Actually, Ford noted that a few of Japan's production facilities are so badly damaged that they may never come back online again.
"This is the biggest impact on the electronics supply chain in the history of the semiconductor industry," said Ford during a webinar that iSuppli hosted Friday. "We've had other disasters but this is the most significant supply chain impact that the industry has ever experienced."
iSuppli reported last month that the disaster in Japan is currently putting a pinch on 25 percent of the worldwide production of silicon wafers used to make computer chips.
But the trouble is going further than that, according to Ford.
Silicon wafer production has been affected, along with the production of LCD screens, silicon and chemicals, like hydrogen peroxide, used in the manufacturing of computer chips.
Len Jelinek, a director and chief analyst with iSuppli, said that 75 percent of the global supply of hydrogen peroxide has been affected by the disaster in Japan. The chemical is used to build semiconductor wafers.

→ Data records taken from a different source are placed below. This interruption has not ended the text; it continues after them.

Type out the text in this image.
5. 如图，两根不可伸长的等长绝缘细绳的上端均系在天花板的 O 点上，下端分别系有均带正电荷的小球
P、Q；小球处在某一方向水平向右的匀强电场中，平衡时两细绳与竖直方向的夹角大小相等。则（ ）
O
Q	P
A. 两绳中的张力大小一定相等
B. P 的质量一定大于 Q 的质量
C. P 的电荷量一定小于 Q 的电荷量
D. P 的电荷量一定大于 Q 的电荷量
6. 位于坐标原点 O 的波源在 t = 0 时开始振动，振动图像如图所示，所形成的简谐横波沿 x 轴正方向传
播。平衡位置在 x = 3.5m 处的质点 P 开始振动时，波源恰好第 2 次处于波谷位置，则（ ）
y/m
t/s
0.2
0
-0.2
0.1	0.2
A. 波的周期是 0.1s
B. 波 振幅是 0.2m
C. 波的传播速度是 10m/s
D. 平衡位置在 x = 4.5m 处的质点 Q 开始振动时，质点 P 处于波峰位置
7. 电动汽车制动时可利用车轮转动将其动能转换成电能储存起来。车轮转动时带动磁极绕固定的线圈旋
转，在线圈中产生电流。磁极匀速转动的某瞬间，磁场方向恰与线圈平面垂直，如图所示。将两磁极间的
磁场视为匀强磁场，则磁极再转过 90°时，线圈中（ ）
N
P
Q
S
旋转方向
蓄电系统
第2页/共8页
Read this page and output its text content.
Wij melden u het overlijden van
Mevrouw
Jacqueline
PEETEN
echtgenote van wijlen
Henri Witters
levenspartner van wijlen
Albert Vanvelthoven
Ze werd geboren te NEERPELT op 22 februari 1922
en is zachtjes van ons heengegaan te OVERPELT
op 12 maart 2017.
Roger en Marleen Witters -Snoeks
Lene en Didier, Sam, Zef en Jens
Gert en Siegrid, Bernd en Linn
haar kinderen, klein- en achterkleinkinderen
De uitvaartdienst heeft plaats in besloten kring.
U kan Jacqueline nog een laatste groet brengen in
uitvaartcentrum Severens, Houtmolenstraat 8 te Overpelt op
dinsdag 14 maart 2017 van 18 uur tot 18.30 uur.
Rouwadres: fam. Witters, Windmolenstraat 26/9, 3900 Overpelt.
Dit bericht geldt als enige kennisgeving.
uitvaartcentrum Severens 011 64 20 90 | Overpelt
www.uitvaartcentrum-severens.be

"This is a critical situation in that numerous manufacturing fabs that use this chemical are unable to get adequate supplies, which results in slow downs," said Jelinek. "This is rapidly turning into a very concerning issue."
Ford noted that three Japanese facilities that make silicon have not yet been able to return to operation since the earthquake hit on 11 March.

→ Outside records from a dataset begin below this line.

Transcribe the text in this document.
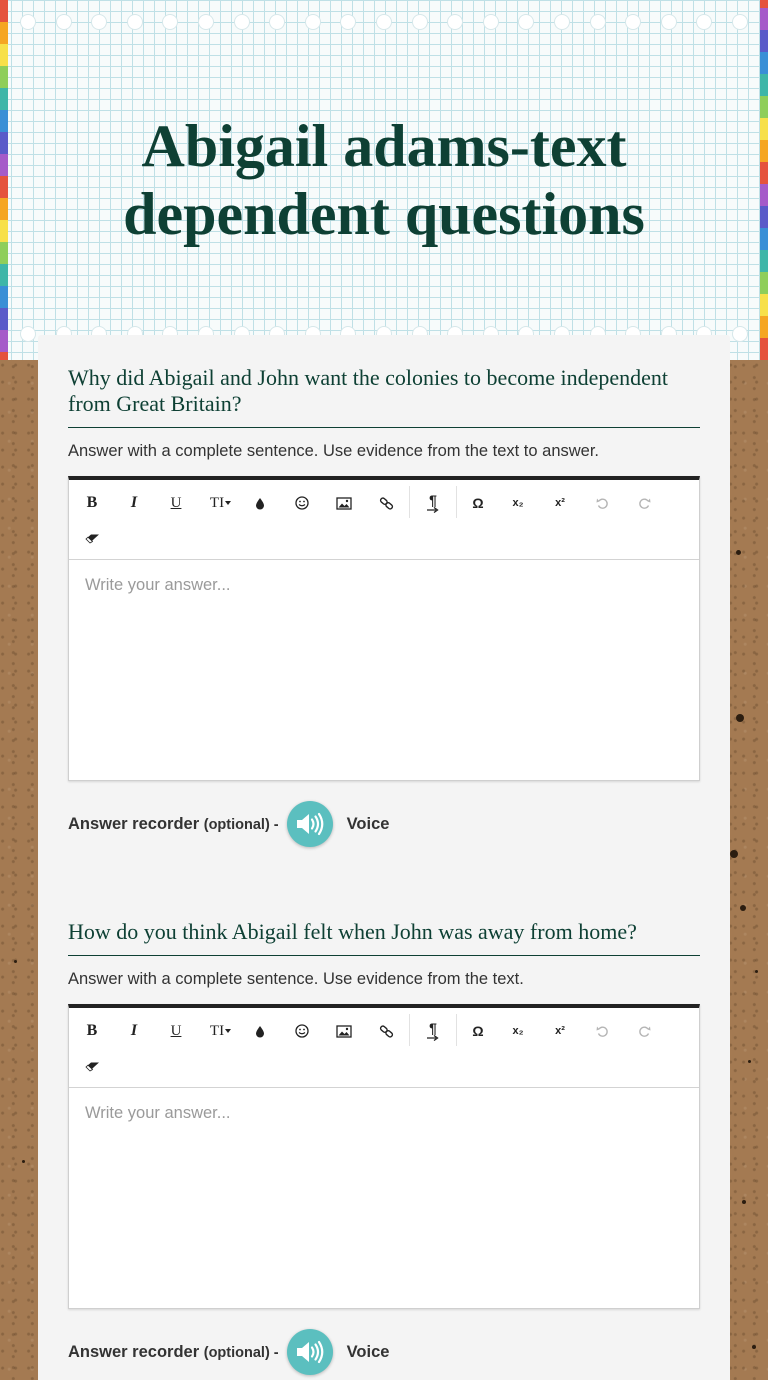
Abigail adams-text dependent questions
Why did Abigail and John want the colonies to become independent from Great Britain?
Answer with a complete sentence. Use evidence from the text to answer.
B	I	U	TI	¶	Ω	x₂	x²
Write your answer...
Answer recorder (optional) -	Voice
How do you think Abigail felt when John was away from home?
Answer with a complete sentence. Use evidence from the text.
B	I	U	TI	¶	Ω	x₂	x²
Write your answer...
Answer recorder (optional) -	Voice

"Corresponding wafer manufacturers are scrambling right now to qualify alternative sources," added Ford. "Most manufacturers have a three-to-four-week supply of wafers on site. We can probably count on three to four weeks where we'll have some impact on production until companies get alternative sources of silicon."
Ford also pointed out that the production of Apple's highly popular iPad tablets could be affected by the disaster since production of four components, like the Wi-Fi module and touch-screen controller, needed to build them have been hurt.
"In the production of equipment, you can't have 94 percent of the parts," said Ford. "You need 100 percent of the parts to build any device."
However, tablets and computers won't be the hardest hit. No, that distinction goes to the automotive industry, iSuppli reported.
Renesas Technology, which is a key supplier of computer chips for automobiles, has been hit hard, not only by the earthquake and tsunami, but also by the rolling electrical brown-outs and black-outs.
The company has partially resumed operations at five of its chip plants. And while several more are expected to go back online, it's likely to be only in a limited capacity until the blackouts are over. And that could take months.